Running thousands of iterations on files with many features will of course
result in more complex results.  We could then take these results and plot
them in matplotlib, or get some statistics on them.

The method :meth:`BedTool.randomstats` does this for us, but requires NumPy
and SciPy to be installed.  This method also calls
:meth:`BedTool.randomintersection` for us, returning the summarized results
in a dictionary.

:meth:`BedTool.randomstats` takes the same arguments as
:meth:`BedTool.randomintersection`:


.. doctest::

    >>> results_dict = a.randomstats(b, iterations=100, shuffle_kwargs={'chrom': True}, debug=True)

The keys to this results dictionary are as follows (some are redundant,
I've found these keys useful for writing out to file):

:iterations: 
    the number of iterations we specified

:actual: 
    the number of intersections between then un-shuffled `a` and `b`

:file_a:
    the filename of `a`

:file_b: 
    the filename of `b`

:<file_a>: 
    the key is actully the filename of `a`, and the value is the number of
    features in `a`

:<file_b>: 
    the key is actually the filename of `b` and the value is the number of
    features in `b`

:self: 
    number of features in `a` (or "self"; same value as for <file_a>)

:other:
    number of features in `b` (or "other"; same value as for <file_b>)

:frac randomized above actual: fraction of iterations that had counts above the actual count

:frac randomized below actual:
    fraction of iterations that had counts below the actual count

:median randomized:
    the median of the distribution of randomized intersections

:normalized:
    the actual count divided by the median; can be considered as a score

:percentile:
    the percentile of actual within the distribution of randomized
    intersections; can be considered an empirical p-value

:upper 97.5th:
    the 97.5th percentile of the randomized distribution

:lower 2.5th:
    the 2.5th percentile of the randomized distribution

For example:

.. doctest::

    >>> keys = ['self', 'other', 'actual', 'median randomized', 'normalized', 'percentile']
    >>> for key in keys:
    ...     print('%s: %s' % (key, results_dict[key]))
    self: 4
    other: 2
    actual: 3
    median randomized: 2.0
    normalized: 1.5
    percentile: 90.0

Contributions toward improving this code or implementing other methods of
statistical testing are very welcome!


Other statistics
----------------
In practice, a comparison between two sets of features (say, two transcription
factors) with 1000 randomizations will have an empirical p-value of < 0.001.
That is, out of all the randomizations performed,  every single one had fewer
intersections than the original.  Of course the resolution of the p-value is
dependent on the number of randomizations:  the lowest nonzero p-value for
10000 iterations will be 0.0001.  Getting a non-zero p-value often requires
doing more randomizations than is practical (several million to tens of
millions).

That's where the enrichment score comes in.  The randomized intersections
typically have a normal distribution, but just in case, we take the median of
the randomized intersections and call this the background or control.  Then we
divide the actual intersections by this median to get an enrichment score.
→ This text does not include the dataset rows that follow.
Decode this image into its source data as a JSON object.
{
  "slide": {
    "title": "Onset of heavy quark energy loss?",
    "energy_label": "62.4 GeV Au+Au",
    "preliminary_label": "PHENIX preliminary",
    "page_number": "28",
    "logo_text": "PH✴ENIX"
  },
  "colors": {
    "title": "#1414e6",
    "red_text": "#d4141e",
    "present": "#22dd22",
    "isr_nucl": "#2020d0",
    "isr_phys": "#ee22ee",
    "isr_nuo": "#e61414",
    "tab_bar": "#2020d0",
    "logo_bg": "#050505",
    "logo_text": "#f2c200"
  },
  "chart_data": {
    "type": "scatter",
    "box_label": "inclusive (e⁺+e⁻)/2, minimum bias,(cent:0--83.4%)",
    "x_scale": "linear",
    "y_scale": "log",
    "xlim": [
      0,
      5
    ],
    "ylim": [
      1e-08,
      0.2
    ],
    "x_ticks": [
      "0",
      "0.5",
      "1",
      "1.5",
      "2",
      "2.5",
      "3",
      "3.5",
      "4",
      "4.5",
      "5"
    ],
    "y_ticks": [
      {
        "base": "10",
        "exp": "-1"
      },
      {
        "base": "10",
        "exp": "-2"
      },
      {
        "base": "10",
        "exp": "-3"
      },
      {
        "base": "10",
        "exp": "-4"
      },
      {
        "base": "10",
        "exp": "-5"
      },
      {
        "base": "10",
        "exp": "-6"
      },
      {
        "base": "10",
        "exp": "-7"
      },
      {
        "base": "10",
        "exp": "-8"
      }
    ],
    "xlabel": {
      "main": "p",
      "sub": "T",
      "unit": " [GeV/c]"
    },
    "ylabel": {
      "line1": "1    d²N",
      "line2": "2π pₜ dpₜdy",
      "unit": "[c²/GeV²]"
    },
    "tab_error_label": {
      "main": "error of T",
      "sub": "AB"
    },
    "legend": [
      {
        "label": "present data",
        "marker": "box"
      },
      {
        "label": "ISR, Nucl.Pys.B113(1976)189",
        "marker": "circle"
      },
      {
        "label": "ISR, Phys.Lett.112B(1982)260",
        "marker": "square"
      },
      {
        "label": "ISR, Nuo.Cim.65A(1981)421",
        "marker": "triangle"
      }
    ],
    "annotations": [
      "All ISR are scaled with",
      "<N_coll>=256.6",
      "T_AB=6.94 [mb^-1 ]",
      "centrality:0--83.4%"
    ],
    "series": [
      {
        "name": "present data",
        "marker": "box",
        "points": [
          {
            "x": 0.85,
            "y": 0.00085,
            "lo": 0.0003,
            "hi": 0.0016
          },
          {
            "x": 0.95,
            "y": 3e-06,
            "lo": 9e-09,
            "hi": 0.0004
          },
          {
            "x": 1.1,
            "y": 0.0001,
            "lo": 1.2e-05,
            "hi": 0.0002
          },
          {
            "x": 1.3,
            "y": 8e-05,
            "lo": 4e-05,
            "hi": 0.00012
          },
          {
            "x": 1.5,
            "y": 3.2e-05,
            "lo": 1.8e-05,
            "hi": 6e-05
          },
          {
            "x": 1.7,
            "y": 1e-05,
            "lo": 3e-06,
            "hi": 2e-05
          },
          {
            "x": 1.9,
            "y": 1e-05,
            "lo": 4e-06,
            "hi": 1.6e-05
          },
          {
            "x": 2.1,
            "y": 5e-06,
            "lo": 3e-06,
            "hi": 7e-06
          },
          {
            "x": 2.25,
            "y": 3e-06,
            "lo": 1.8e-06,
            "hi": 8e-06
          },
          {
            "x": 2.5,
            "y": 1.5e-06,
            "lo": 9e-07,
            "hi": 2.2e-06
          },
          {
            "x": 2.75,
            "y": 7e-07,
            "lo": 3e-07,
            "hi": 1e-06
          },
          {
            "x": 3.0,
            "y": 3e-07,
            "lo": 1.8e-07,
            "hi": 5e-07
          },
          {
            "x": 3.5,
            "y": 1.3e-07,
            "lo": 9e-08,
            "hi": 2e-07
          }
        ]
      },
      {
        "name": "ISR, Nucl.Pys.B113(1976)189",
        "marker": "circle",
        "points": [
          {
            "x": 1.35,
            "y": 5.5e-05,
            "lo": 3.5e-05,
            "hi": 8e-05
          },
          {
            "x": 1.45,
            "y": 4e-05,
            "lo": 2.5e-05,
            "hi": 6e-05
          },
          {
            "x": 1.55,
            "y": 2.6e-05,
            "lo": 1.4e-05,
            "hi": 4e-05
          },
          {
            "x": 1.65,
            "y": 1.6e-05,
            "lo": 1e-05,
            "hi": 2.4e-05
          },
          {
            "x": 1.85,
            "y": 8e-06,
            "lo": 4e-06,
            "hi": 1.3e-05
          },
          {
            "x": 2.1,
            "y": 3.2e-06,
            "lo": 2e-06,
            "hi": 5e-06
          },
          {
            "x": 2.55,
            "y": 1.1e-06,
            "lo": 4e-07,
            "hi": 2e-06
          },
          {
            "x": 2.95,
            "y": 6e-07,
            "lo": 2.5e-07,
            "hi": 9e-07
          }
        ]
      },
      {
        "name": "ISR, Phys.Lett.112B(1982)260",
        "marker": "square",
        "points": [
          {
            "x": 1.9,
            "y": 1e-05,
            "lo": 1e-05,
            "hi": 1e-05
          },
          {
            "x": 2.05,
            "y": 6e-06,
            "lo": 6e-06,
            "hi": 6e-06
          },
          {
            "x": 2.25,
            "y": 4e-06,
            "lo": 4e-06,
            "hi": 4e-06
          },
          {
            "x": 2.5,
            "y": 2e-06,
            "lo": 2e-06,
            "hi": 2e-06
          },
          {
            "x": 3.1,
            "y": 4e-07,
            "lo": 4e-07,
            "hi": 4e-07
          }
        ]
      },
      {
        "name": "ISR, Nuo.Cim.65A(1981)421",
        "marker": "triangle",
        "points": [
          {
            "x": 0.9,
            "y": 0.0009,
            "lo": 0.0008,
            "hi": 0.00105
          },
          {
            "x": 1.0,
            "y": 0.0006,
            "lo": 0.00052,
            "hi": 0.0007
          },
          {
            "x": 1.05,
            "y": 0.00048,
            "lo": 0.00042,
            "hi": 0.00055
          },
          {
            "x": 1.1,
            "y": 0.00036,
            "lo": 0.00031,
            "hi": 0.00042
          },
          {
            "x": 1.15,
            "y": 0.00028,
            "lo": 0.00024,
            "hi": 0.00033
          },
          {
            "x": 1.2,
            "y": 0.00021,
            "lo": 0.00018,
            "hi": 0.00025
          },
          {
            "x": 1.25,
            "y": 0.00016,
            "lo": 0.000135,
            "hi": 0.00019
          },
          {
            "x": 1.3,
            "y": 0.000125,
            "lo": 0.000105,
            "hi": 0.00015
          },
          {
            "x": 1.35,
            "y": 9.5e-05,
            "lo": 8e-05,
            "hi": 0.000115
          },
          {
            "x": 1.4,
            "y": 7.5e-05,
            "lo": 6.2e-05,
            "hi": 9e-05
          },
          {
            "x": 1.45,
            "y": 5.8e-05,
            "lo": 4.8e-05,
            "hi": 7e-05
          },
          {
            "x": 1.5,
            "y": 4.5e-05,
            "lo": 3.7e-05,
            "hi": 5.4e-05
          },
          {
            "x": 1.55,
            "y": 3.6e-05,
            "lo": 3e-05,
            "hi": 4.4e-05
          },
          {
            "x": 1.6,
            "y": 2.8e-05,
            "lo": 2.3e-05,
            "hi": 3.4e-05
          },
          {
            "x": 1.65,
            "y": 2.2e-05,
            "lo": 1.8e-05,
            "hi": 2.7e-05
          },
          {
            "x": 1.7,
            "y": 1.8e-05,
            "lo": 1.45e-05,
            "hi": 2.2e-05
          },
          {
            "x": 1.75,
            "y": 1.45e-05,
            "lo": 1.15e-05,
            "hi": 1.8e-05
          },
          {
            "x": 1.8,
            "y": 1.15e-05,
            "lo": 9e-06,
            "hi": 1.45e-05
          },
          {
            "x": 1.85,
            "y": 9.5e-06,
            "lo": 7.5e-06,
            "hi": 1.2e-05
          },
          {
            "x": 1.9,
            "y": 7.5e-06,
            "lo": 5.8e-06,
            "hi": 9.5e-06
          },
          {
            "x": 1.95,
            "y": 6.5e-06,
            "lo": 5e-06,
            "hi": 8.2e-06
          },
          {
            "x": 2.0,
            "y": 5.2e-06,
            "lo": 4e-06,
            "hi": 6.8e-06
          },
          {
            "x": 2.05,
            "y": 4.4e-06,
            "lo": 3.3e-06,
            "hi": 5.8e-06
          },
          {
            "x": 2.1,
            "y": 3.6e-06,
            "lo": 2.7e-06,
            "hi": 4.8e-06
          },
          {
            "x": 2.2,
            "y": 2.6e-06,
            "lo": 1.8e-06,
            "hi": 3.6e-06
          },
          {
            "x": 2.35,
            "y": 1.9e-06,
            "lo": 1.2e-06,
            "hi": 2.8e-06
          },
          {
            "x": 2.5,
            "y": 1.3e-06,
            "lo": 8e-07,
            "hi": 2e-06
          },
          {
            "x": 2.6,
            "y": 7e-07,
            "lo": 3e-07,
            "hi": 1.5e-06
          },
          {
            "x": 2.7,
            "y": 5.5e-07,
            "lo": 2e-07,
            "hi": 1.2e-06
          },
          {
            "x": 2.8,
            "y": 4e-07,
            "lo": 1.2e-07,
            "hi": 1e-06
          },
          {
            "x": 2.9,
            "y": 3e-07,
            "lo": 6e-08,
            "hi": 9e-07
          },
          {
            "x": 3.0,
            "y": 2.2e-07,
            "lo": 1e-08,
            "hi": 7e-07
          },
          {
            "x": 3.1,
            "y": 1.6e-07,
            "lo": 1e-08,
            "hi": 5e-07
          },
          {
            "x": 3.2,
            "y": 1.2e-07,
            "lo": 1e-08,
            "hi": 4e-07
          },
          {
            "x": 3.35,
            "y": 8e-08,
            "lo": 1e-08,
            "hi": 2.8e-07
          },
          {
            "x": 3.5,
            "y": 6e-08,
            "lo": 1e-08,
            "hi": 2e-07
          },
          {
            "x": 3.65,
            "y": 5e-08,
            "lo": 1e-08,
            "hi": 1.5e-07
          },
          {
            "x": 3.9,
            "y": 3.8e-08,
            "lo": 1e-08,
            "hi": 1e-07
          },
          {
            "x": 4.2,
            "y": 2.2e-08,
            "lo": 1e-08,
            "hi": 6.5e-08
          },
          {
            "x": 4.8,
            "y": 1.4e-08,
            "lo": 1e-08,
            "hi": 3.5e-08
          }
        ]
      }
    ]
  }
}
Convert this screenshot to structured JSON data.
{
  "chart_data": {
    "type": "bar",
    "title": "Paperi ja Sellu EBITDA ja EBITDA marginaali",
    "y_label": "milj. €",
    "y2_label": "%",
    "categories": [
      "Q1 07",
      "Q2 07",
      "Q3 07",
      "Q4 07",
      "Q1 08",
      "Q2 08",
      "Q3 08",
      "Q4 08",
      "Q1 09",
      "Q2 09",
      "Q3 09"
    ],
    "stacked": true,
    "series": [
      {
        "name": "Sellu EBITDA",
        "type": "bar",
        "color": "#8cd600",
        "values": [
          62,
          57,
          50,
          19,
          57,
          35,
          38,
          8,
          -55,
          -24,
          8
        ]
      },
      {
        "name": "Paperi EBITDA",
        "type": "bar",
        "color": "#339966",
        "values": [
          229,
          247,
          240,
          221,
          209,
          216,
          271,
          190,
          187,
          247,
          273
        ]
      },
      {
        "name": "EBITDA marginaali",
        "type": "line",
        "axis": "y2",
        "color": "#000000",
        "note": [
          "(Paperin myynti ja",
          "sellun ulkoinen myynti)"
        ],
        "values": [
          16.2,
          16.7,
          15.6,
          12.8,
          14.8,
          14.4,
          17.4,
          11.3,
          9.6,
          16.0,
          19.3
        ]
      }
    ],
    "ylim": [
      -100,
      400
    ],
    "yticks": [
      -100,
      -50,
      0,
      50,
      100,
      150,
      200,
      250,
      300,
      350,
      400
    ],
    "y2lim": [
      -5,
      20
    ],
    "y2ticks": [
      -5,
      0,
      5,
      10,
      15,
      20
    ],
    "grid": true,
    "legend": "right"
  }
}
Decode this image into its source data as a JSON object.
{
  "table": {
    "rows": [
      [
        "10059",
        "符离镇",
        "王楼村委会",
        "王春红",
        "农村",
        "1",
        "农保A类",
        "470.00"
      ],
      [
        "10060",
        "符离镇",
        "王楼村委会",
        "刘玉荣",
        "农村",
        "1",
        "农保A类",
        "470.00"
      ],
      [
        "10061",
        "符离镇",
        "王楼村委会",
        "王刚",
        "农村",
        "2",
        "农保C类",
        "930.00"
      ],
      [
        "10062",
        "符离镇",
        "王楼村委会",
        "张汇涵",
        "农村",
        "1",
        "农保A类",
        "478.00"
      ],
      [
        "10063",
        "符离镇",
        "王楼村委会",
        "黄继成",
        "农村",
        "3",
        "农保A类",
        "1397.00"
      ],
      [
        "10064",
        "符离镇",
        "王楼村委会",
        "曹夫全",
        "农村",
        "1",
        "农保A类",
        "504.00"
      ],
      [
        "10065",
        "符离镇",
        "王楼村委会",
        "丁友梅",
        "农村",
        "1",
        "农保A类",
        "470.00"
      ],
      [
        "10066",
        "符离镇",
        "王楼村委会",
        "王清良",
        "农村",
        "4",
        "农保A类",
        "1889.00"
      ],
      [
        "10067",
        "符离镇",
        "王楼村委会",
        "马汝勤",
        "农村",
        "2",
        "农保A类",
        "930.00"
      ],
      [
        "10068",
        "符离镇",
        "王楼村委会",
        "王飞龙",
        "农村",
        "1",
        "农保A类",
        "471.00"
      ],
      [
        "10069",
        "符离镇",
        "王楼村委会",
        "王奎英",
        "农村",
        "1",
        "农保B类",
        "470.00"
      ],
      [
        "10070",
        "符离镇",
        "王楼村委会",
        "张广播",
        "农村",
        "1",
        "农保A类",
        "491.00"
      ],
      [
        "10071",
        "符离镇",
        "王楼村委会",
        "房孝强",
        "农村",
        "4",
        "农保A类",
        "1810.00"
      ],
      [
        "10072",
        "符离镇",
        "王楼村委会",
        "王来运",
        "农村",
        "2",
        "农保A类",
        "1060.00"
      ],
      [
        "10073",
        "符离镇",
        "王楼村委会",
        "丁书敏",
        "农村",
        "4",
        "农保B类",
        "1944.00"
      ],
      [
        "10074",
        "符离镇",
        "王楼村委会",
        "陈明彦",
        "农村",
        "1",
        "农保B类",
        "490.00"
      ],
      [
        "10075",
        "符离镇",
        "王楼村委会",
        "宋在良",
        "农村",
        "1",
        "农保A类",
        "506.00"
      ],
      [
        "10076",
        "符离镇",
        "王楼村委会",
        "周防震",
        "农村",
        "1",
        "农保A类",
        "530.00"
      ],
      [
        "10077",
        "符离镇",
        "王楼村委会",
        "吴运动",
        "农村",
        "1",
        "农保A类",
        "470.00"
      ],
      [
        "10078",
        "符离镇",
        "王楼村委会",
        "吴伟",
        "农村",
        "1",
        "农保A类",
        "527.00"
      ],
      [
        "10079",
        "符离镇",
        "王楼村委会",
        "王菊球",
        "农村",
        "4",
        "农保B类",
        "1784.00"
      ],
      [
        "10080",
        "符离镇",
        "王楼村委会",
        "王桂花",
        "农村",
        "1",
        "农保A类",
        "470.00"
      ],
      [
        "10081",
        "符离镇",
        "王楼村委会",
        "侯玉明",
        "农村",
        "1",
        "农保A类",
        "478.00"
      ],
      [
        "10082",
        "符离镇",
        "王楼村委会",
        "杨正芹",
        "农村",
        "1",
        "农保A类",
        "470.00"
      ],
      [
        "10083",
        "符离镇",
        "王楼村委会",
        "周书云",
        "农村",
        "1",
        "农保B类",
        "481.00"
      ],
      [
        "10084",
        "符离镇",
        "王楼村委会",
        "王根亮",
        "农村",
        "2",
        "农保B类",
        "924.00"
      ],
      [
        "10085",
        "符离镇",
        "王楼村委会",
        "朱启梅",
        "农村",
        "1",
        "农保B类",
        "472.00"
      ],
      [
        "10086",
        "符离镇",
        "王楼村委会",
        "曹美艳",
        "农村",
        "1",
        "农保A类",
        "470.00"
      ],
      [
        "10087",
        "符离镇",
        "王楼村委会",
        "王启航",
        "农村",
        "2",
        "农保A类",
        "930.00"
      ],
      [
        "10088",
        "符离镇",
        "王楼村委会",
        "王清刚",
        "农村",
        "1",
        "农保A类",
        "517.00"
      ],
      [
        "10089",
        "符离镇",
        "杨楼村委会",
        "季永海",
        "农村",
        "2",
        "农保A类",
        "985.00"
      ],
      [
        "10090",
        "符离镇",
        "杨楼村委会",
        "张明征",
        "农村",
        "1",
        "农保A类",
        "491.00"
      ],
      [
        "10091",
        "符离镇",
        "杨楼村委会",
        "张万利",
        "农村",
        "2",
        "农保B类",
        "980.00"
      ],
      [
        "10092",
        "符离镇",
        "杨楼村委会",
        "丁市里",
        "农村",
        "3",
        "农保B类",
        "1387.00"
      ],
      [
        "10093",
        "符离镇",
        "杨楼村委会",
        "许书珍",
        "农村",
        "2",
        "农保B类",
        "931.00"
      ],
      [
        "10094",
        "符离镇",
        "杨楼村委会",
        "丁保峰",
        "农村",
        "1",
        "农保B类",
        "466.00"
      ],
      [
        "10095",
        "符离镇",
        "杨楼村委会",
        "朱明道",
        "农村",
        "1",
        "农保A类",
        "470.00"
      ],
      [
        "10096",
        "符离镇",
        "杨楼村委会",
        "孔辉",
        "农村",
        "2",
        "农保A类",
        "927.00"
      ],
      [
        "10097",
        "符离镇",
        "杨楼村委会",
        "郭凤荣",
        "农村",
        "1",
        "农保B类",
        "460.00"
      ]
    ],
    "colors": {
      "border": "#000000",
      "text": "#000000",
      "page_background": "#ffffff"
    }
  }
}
The advantage to using the enrichment score is that it gives nonzero scores for
more fine-grained comparison among sets of features without performing
impractical amounts of randomization.  The first example of its usage that I'm
aware of is Negre et al. (2010) PLoS Genet 6(1): e1000814,  The downside of
this metric is that the numbers are relative, and have their greatest utility
for making biological conclusions when used in large matrices of pairwise
comparisons.

:meth:`BedTool.randomintersection` and :meth:`BedTool.randomstats` both use the
intersection count method.  That is, for each randomization the calculated
metric is "number of intersection events".  An alternative is to compute the
Jaccard statistic on each iteration, as implemented in
:meth:`BedTool.naive_jaccard`. The Jaccard statistic (or Jaccard similarity) is
the ratio of the intersection over the union, and is introduced in a genomic
intersection context in Favorov et al. (2012) PLoS Comput Biol 8(5): e1002529.
However, this still has the same p-value resolution limitation, so the
actual-divided-by-median approach could be tried here as well.